Climate Investment Funds

The Climate Investment Funds (CIFs) were designed by developed and developing countries and are implemented with the multilateral development banks (MDBs) to bridge the financing and learning gap between now and the next international climate change agreement. CIFs are two distinct funds: the Clean Technology Fund and the Strategic Climate Fund.[1]

The CIFs are additional to existing Official Development Assistance (ODA) and aim to enable countries to continue on their development path and achieve the Millennium Development Goals. These funds will be operated in close coordination with existing bilateral and multilateral efforts, in particular the Global Environment Facility (GEF) and the Adaptation Fund.

The funds were approved by the World Bank Board of Directors in July 2008 and on September 26, 2008 received pledges of over US$6 billion.


Clean Technology Fund

The Clean Technology Fund (CTF) promotes scaled-up financing for demonstration, deployment and transfer of low carbon technologies with a significant potential for long-term greenhouse gas emissions savings. Innovation and deployment of clean technologies at scale will be central to success.[2]

Investments are planned for renewable energy and highly efficient technologies to reduce carbon intensity, for the transport sector, to address both efficiency and to promote modal shifts, and for energy efficiency in buildings, industry and agriculture.

The World Bank is the Trustee of the CIFs, which include a "sunset clause" to ensure that the Fund's activities do not prejudice the outcome on the UNFCCC negotiations.

Solar thermal power provides a useful illustration because it shows promise as a renewable option for baseload power.
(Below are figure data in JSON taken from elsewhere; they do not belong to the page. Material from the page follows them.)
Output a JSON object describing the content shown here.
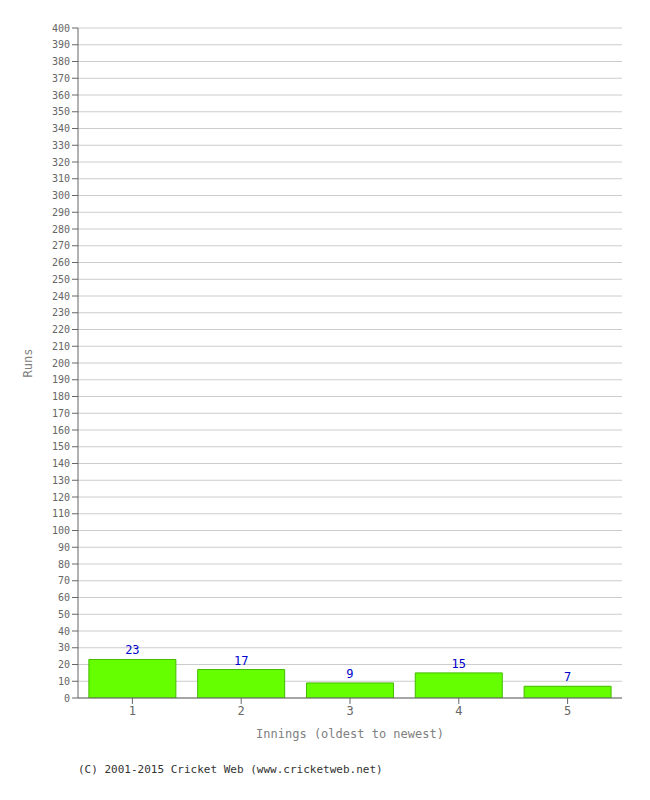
{
  "chart_data": {
    "type": "bar",
    "categories": [
      "1",
      "2",
      "3",
      "4",
      "5"
    ],
    "values": [
      23,
      17,
      9,
      15,
      7
    ],
    "color": "#66ff00",
    "xlabel": "Innings (oldest to newest)",
    "ylabel": "Runs",
    "ylim": [
      0,
      400
    ],
    "yticks": [
      0,
      10,
      20,
      30,
      40,
      50,
      60,
      70,
      80,
      90,
      100,
      110,
      120,
      130,
      140,
      150,
      160,
      170,
      180,
      190,
      200,
      210,
      220,
      230,
      240,
      250,
      260,
      270,
      280,
      290,
      300,
      310,
      320,
      330,
      340,
      350,
      360,
      370,
      380,
      390,
      400
    ],
    "grid": true,
    "data_labels": true,
    "annotations": [
      "(C) 2001-2015 Cricket Web (www.cricketweb.net)"
    ]
  }
}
A recent study indicates that under a carbon pricing scheme with charges consistent with the low-end of requirements for safe atmospheric carbon loading, public financing through the CTF Fund could close the cost gap between solar thermal and coal-fired power in a 5 to 10 year program that expands capacity at 500-1000 MW/year. Total Clean Technology Fund subsidies for this program would be $4 – $8 billion – easily within range for a serious multilateral effort.[3]

Strategic Climate Fund

The Strategic Climate Fund (SCF) will comprise targeted programs with dedicated funding to provide financing to pilot new approaches with potential for scaling up. It will help more vulnerable countries adapt their development programs to confront the impacts of climate change ensuring climate resilience and a program to take action to prevent deforestation is under design. It will also enable discussions between donors and recipient countries about climate related investment and encourage support from a wide range of bilateral donors, private sector and civil society stakeholders.[4]
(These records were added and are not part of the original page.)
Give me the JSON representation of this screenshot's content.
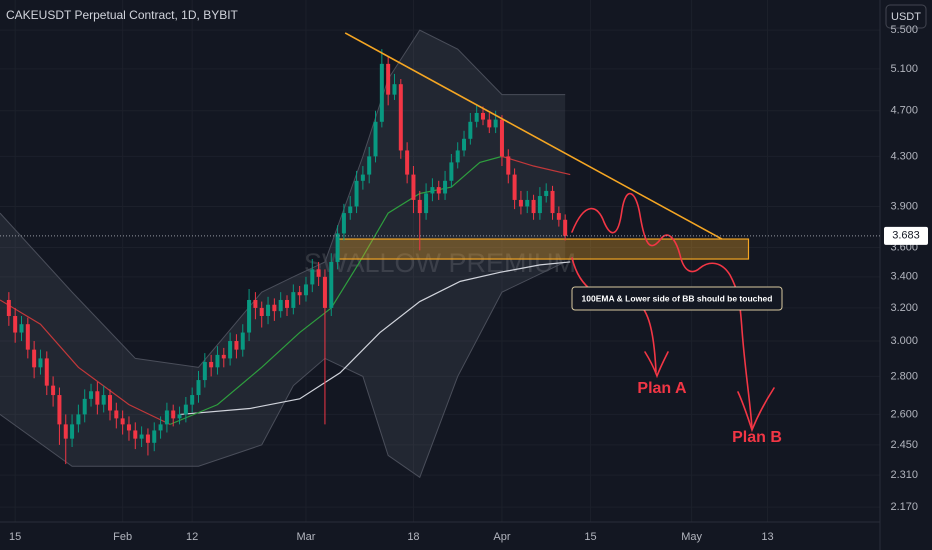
{
  "chart_data": {
    "type": "candlestick",
    "title": "CAKEUSDT Perpetual Contract, 1D, BYBIT",
    "currency": "USDT",
    "watermark": "SWALLOW PREMIUM",
    "log_scale": true,
    "grid": true,
    "up_color": "#089981",
    "down_color": "#f23645",
    "xlim": [
      -1.4,
      137.8
    ],
    "ylim": [
      2.108,
      5.833
    ],
    "xticks": [
      {
        "value": 1,
        "label": "15"
      },
      {
        "value": 18,
        "label": "Feb"
      },
      {
        "value": 29,
        "label": "12"
      },
      {
        "value": 47,
        "label": "Mar"
      },
      {
        "value": 64,
        "label": "18"
      },
      {
        "value": 78,
        "label": "Apr"
      },
      {
        "value": 92,
        "label": "15"
      },
      {
        "value": 108,
        "label": "May"
      },
      {
        "value": 120,
        "label": "13"
      }
    ],
    "yticks": [
      {
        "value": 5.5,
        "label": "5.500"
      },
      {
        "value": 5.1,
        "label": "5.100"
      },
      {
        "value": 4.7,
        "label": "4.700"
      },
      {
        "value": 4.3,
        "label": "4.300"
      },
      {
        "value": 3.9,
        "label": "3.900"
      },
      {
        "value": 3.6,
        "label": "3.600"
      },
      {
        "value": 3.4,
        "label": "3.400"
      },
      {
        "value": 3.2,
        "label": "3.200"
      },
      {
        "value": 3.0,
        "label": "3.000"
      },
      {
        "value": 2.8,
        "label": "2.800"
      },
      {
        "value": 2.6,
        "label": "2.600"
      },
      {
        "value": 2.45,
        "label": "2.450"
      },
      {
        "value": 2.31,
        "label": "2.310"
      },
      {
        "value": 2.17,
        "label": "2.170"
      }
    ],
    "x": [
      0,
      1,
      2,
      3,
      4,
      5,
      6,
      7,
      8,
      9,
      10,
      11,
      12,
      13,
      14,
      15,
      16,
      17,
      18,
      19,
      20,
      21,
      22,
      23,
      24,
      25,
      26,
      27,
      28,
      29,
      30,
      31,
      32,
      33,
      34,
      35,
      36,
      37,
      38,
      39,
      40,
      41,
      42,
      43,
      44,
      45,
      46,
      47,
      48,
      49,
      50,
      51,
      52,
      53,
      54,
      55,
      56,
      57,
      58,
      59,
      60,
      61,
      62,
      63,
      64,
      65,
      66,
      67,
      68,
      69,
      70,
      71,
      72,
      73,
      74,
      75,
      76,
      77,
      78,
      79,
      80,
      81,
      82,
      83,
      84,
      85,
      86,
      87,
      88
    ],
    "open": [
      3.25,
      3.15,
      3.05,
      3.1,
      2.95,
      2.85,
      2.9,
      2.75,
      2.7,
      2.55,
      2.48,
      2.55,
      2.6,
      2.68,
      2.72,
      2.65,
      2.7,
      2.62,
      2.58,
      2.55,
      2.52,
      2.48,
      2.5,
      2.46,
      2.52,
      2.55,
      2.62,
      2.58,
      2.6,
      2.65,
      2.7,
      2.78,
      2.88,
      2.85,
      2.92,
      2.9,
      3.0,
      2.95,
      3.05,
      3.25,
      3.2,
      3.15,
      3.22,
      3.18,
      3.25,
      3.2,
      3.3,
      3.28,
      3.35,
      3.45,
      3.4,
      3.2,
      3.5,
      3.7,
      3.85,
      3.9,
      4.1,
      4.15,
      4.3,
      4.6,
      5.15,
      4.85,
      4.95,
      4.35,
      4.15,
      3.95,
      3.85,
      4.0,
      4.05,
      4.0,
      4.1,
      4.25,
      4.35,
      4.45,
      4.6,
      4.68,
      4.62,
      4.55,
      4.62,
      4.3,
      4.15,
      3.95,
      3.9,
      3.95,
      3.85,
      3.98,
      4.02,
      3.85,
      3.8
    ],
    "high": [
      3.3,
      3.2,
      3.15,
      3.14,
      3.0,
      2.95,
      2.94,
      2.8,
      2.74,
      2.6,
      2.6,
      2.65,
      2.73,
      2.76,
      2.77,
      2.75,
      2.73,
      2.66,
      2.62,
      2.59,
      2.56,
      2.54,
      2.53,
      2.56,
      2.59,
      2.66,
      2.65,
      2.64,
      2.69,
      2.74,
      2.83,
      2.93,
      2.92,
      2.97,
      2.96,
      3.05,
      3.04,
      3.1,
      3.32,
      3.3,
      3.24,
      3.27,
      3.26,
      3.3,
      3.28,
      3.35,
      3.34,
      3.4,
      3.52,
      3.5,
      3.45,
      3.56,
      3.76,
      3.92,
      3.98,
      4.18,
      4.22,
      4.38,
      4.7,
      5.3,
      5.22,
      5.05,
      5.0,
      4.42,
      4.22,
      4.02,
      4.08,
      4.12,
      4.1,
      4.18,
      4.32,
      4.42,
      4.52,
      4.68,
      4.76,
      4.74,
      4.68,
      4.7,
      4.66,
      4.36,
      4.2,
      4.02,
      4.02,
      3.99,
      4.05,
      4.08,
      4.06,
      3.9,
      3.84
    ],
    "low": [
      3.09,
      2.99,
      3.0,
      2.9,
      2.79,
      2.81,
      2.7,
      2.64,
      2.45,
      2.36,
      2.44,
      2.51,
      2.56,
      2.64,
      2.6,
      2.61,
      2.57,
      2.53,
      2.5,
      2.47,
      2.43,
      2.44,
      2.4,
      2.42,
      2.48,
      2.51,
      2.54,
      2.55,
      2.56,
      2.61,
      2.66,
      2.74,
      2.8,
      2.81,
      2.85,
      2.86,
      2.9,
      2.91,
      3.0,
      3.13,
      3.08,
      3.1,
      3.12,
      3.14,
      3.15,
      3.16,
      3.22,
      3.24,
      3.3,
      3.34,
      2.55,
      3.15,
      3.45,
      3.65,
      3.8,
      3.85,
      4.03,
      4.08,
      4.25,
      4.55,
      4.75,
      4.8,
      4.28,
      4.08,
      3.85,
      3.58,
      3.8,
      3.94,
      3.95,
      3.95,
      4.05,
      4.2,
      4.3,
      4.4,
      4.55,
      4.57,
      4.5,
      4.5,
      4.22,
      4.08,
      3.88,
      3.84,
      3.85,
      3.8,
      3.8,
      3.93,
      3.8,
      3.75,
      3.65
    ],
    "close": [
      3.15,
      3.05,
      3.1,
      2.95,
      2.85,
      2.9,
      2.75,
      2.7,
      2.55,
      2.48,
      2.55,
      2.6,
      2.68,
      2.72,
      2.65,
      2.7,
      2.62,
      2.58,
      2.55,
      2.52,
      2.48,
      2.5,
      2.46,
      2.52,
      2.55,
      2.62,
      2.58,
      2.6,
      2.65,
      2.7,
      2.78,
      2.88,
      2.85,
      2.92,
      2.9,
      3.0,
      2.95,
      3.05,
      3.25,
      3.2,
      3.15,
      3.22,
      3.18,
      3.25,
      3.2,
      3.3,
      3.28,
      3.35,
      3.45,
      3.4,
      3.2,
      3.5,
      3.7,
      3.85,
      3.9,
      4.1,
      4.15,
      4.3,
      4.6,
      5.15,
      4.85,
      4.95,
      4.35,
      4.15,
      3.95,
      3.85,
      4.0,
      4.05,
      4.0,
      4.1,
      4.25,
      4.35,
      4.45,
      4.6,
      4.68,
      4.62,
      4.55,
      4.62,
      4.3,
      4.15,
      3.95,
      3.9,
      3.95,
      3.85,
      3.98,
      4.02,
      3.85,
      3.8,
      3.683
    ],
    "bands": {
      "fill": "rgba(120,123,134,0.16)",
      "color": "#4a4e5a",
      "x": [
        -1.4,
        10,
        20,
        30,
        40,
        45,
        50,
        56,
        60,
        65,
        71,
        78,
        88
      ],
      "upper": [
        3.85,
        3.3,
        2.9,
        2.85,
        3.3,
        3.4,
        3.5,
        4.3,
        5.0,
        5.5,
        5.3,
        4.85,
        4.85
      ],
      "lower": [
        2.6,
        2.35,
        2.35,
        2.35,
        2.45,
        2.75,
        2.9,
        2.8,
        2.4,
        2.3,
        2.8,
        3.3,
        3.5
      ]
    },
    "lines": [
      {
        "color": "#d1d4dc",
        "x": [
          27.1,
          38.1,
          46,
          52.4,
          58.7,
          65,
          71.4,
          77.7,
          84,
          88.8
        ],
        "values": [
          2.6,
          2.63,
          2.68,
          2.82,
          3.05,
          3.24,
          3.37,
          3.43,
          3.48,
          3.5
        ]
      },
      {
        "color": "#2e9e3e",
        "x": [
          25.5,
          33,
          40,
          46,
          51,
          55.5,
          60,
          65,
          70,
          74.5,
          78
        ],
        "values": [
          2.55,
          2.65,
          2.85,
          3.05,
          3.2,
          3.5,
          3.85,
          4.0,
          4.05,
          4.25,
          4.3
        ]
      },
      {
        "color": "#c2383a",
        "x": [
          -1.4,
          5,
          11,
          19,
          25.5
        ],
        "values": [
          3.25,
          3.1,
          2.85,
          2.65,
          2.55
        ]
      },
      {
        "color": "#c2383a",
        "x": [
          78,
          83,
          88.8
        ],
        "values": [
          4.3,
          4.22,
          4.15
        ]
      }
    ],
    "trendline": {
      "color": "#f5a623",
      "x": [
        53.2,
        112.8
      ],
      "values": [
        5.47,
        3.66
      ]
    },
    "zone": {
      "color": "#f5a623",
      "x": [
        52,
        117
      ],
      "values": [
        3.52,
        3.66
      ]
    },
    "note": "100EMA & Lower side of BB should be touched",
    "plans": [
      "Plan A",
      "Plan B"
    ]
  }
}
The Pilot Program for Climate Resilience (PPCR) is the first program under the Strategic Climate Fund. It seeks to explore practical ways to mainstream climate resilience into core development planning and budgeting that is consistent with poverty reduction and sustainable development goals. The PPCR will build on National Adaptation Programs of Action (NAPAs) and other national strategies and work in 11 pilot countries and regions.[5] It is strategically aligned with, and maintains strong links to, the Adaptation Fund established under the Kyoto Protocol.

Other programs under design are the Forest Investment Program and the Program for Scaling up Renewable Energy in Low Income Countries.